Moody’s re-affirms city’s credit rating
Strong financial and credit positions and low debt liability were among the reasons cited by Moody’s Investment Service, a New York-based provider of credit ratings and risk analysis, to re-affirmed the city of Vicksburg’s A2 credit rating, city officials learned.
The rating was continued after an annual survey of the city’s finances by Moody’s, Mayor George Flaggs Jr. said.
Bond ratings are used to determine a borrower’s ability to pay off a loan or bond issue. The ratings go from AAA to C, with AAA being the highest and best rating and C the lowest. Moody’s rating service also has a “WR” designation, which means the rating has been withdrawn.
An A2 rating means the city has more than a sufficient financial ability to pay off a loan.
“This is good news for the city of Vicksburg and its financial future,” Flaggs said. “Given the city of Vicksburg’s financial situation, coming into this term, I think it speaks volumes for the board’s decision to implement some (financial) discipline and fiscal responsibility.
“However, given what has happened to other cities that are bring downgraded, it could easily happen to us. If we start spending out of the $3 million reserve or start taking money out of the ($9.2 million) bond money and spending it for anything other than an emergency or it was intended for, we can be back in the same situation.”
Moody’s called the city’s financial situation “robust,” saying its fund balance (or surplus) of 41 percent of its operating revenues is materially higher than the U.S. median.
The city’s total full value of $2.2 billion is stronger than other Moody’s-rated cities nationwide.
“The ability to generate (a) positive operating margin is a component of strong financial management,” according to Moody’s report. It added, “Favorably, on the average, Vicksburg ran surpluses over the past several years while the tax base generally expanded.”
Flaggs said he wants to improve on the city’s financial picture by ensuring the board spends within its limits and there is no increase in the city’s debt ratio.
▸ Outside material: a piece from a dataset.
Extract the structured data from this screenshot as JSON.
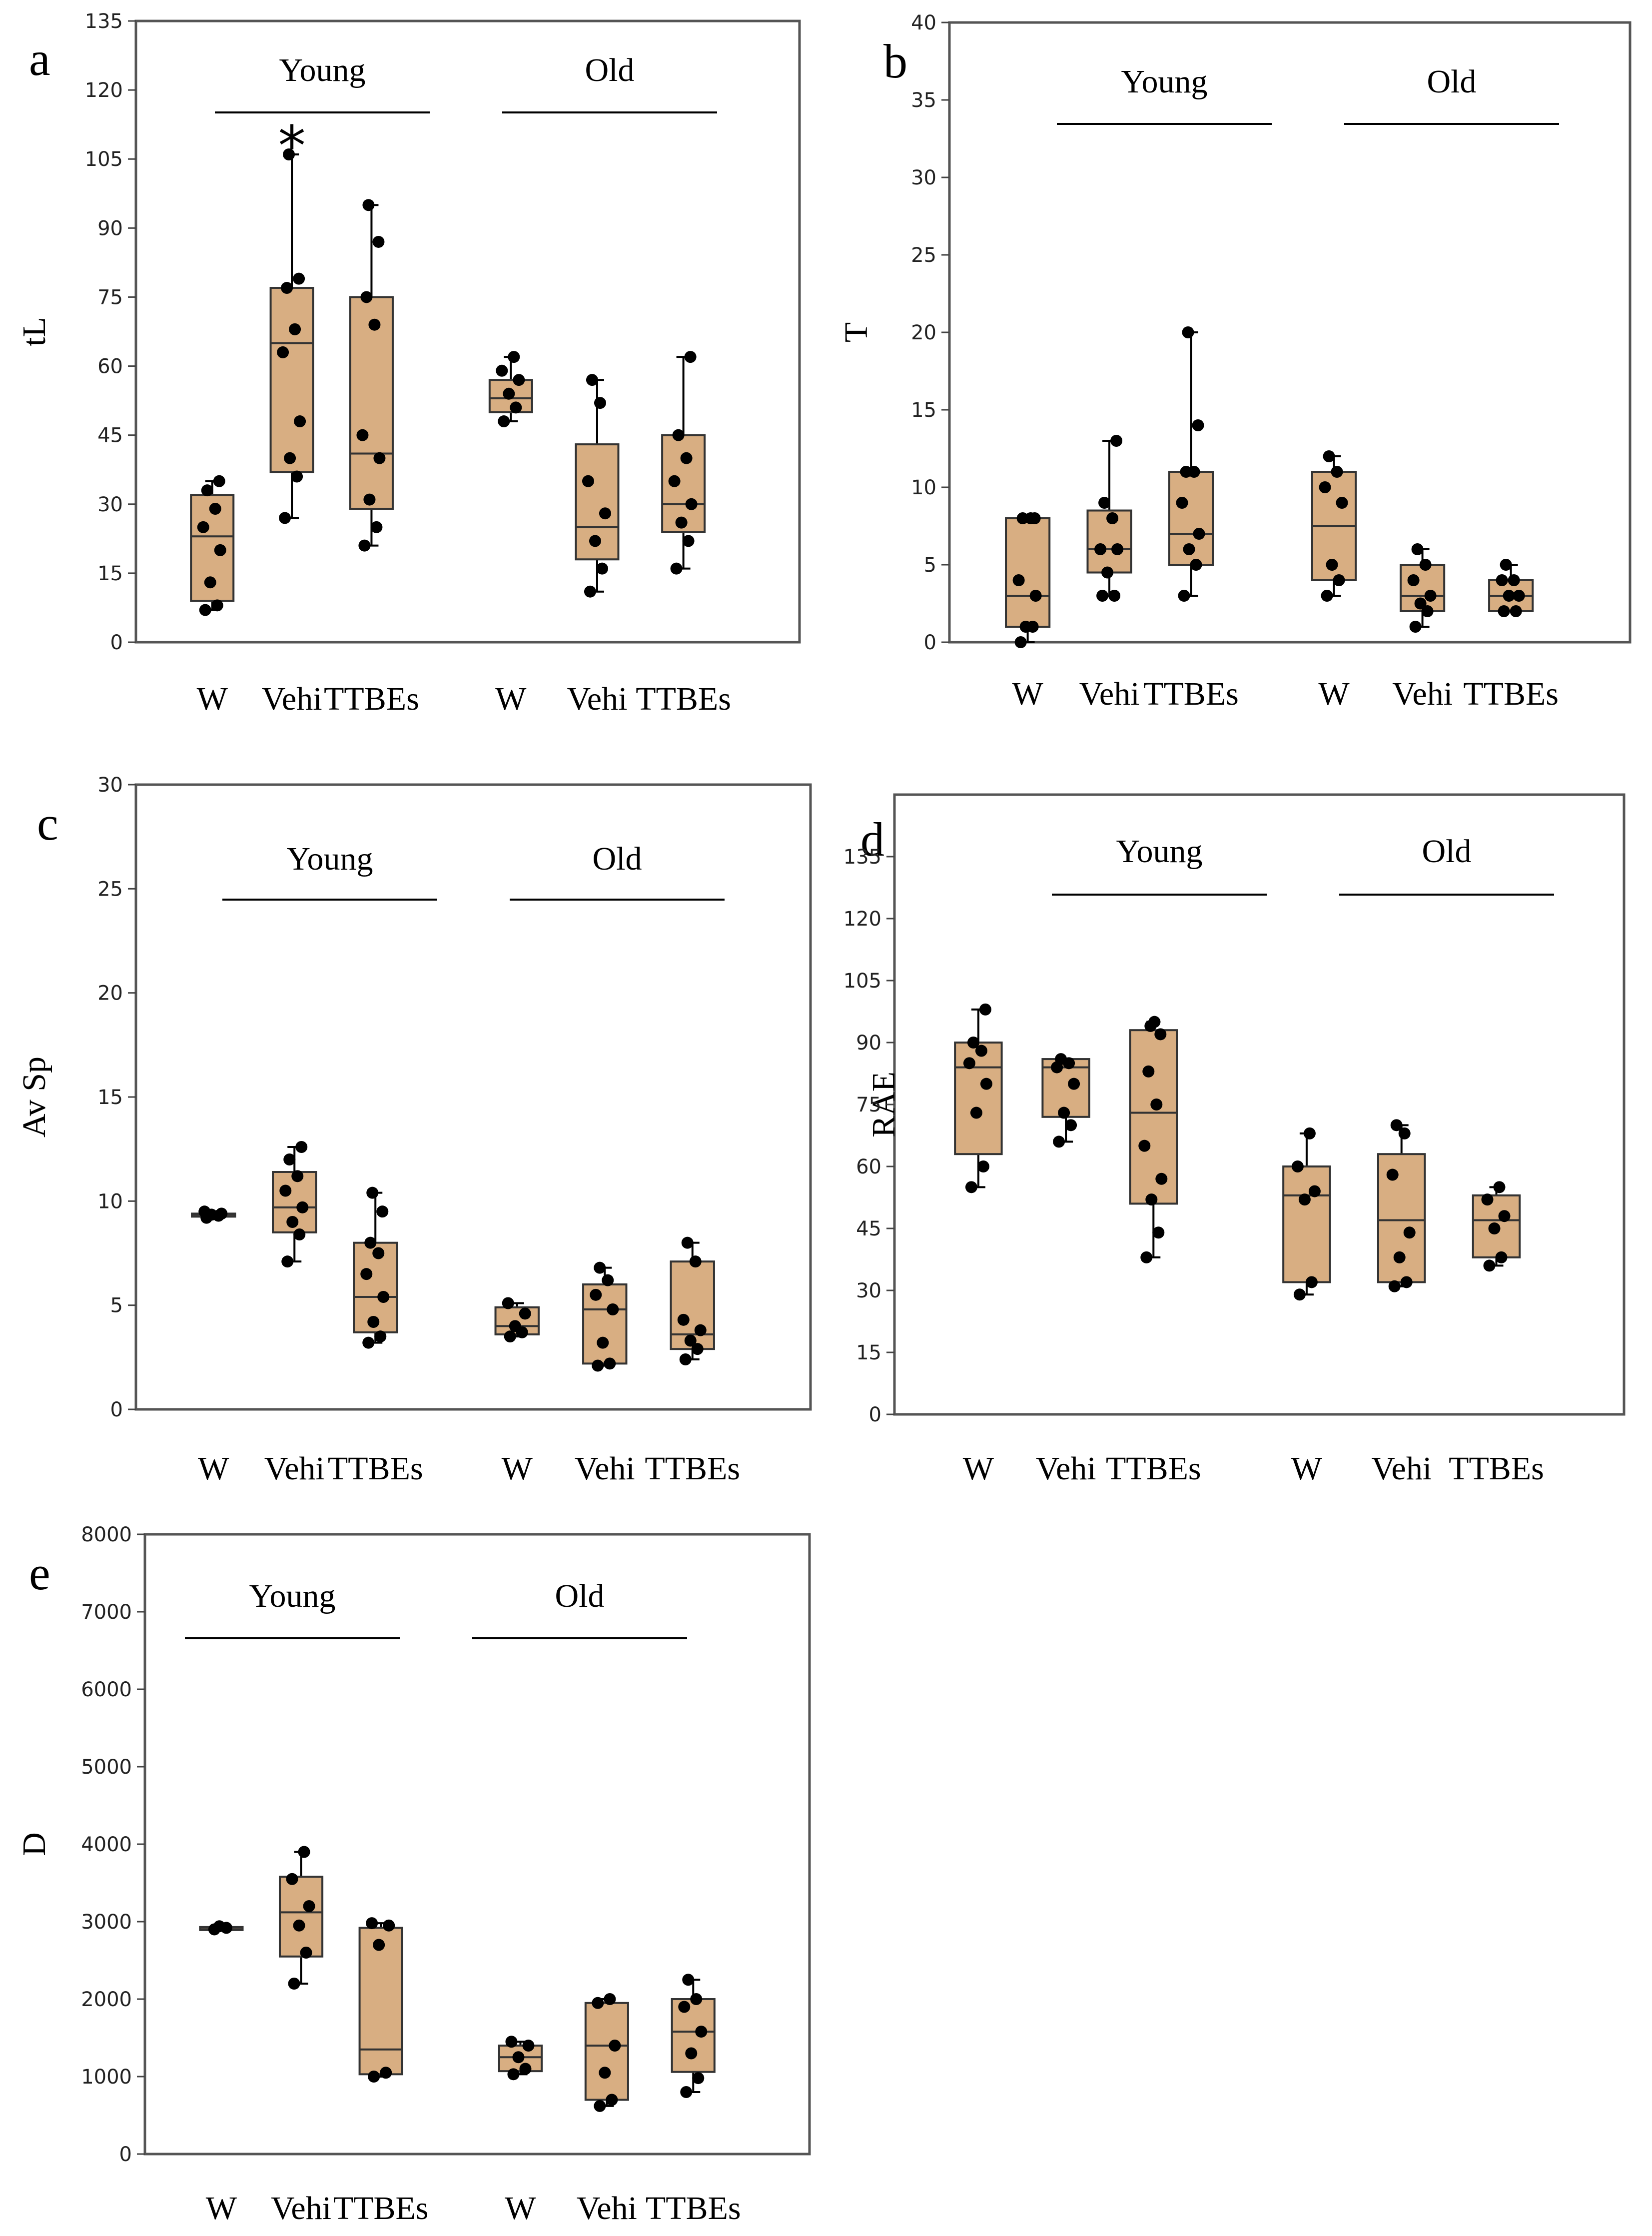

“The other thing is continue to control spending by not increasing employment in the city which increase benefits,” he said. “We should continue to provide oversight and accountability from the division heads and department heads for the next 16 months, and that will be the end our term.
“We have clearly created a path to a financial future for this city, it is not my intention to do anything different,” Flaggs said. “It is my intention to provide the very best leadership as related to financial responsibility to the board. It is absolutely imperative this city continue to prioritize its general fund money. You’ve got to prioritize the general fund money, and never borrow from the bond money to pay a general fund obligation.”
He still believes the city can find an extra $1 to $1 1/2 milion in savings if some areas of the city charter were change to improve oversight and accountability over city departments.
“We’re going to have to be able to be open to change as it relates to oversight and accountability,” he said.
The city has had its A2 bond rating since June 2014, when Moody’s restored it after pulling the city’s bond rating in 2012 for insufficient financial information caused by a backlog of incomplete audit reports. Flaggs credits the board’s decision to refinance two outstanding bonds totaling $7.78 million and set a $3 million reserve fund.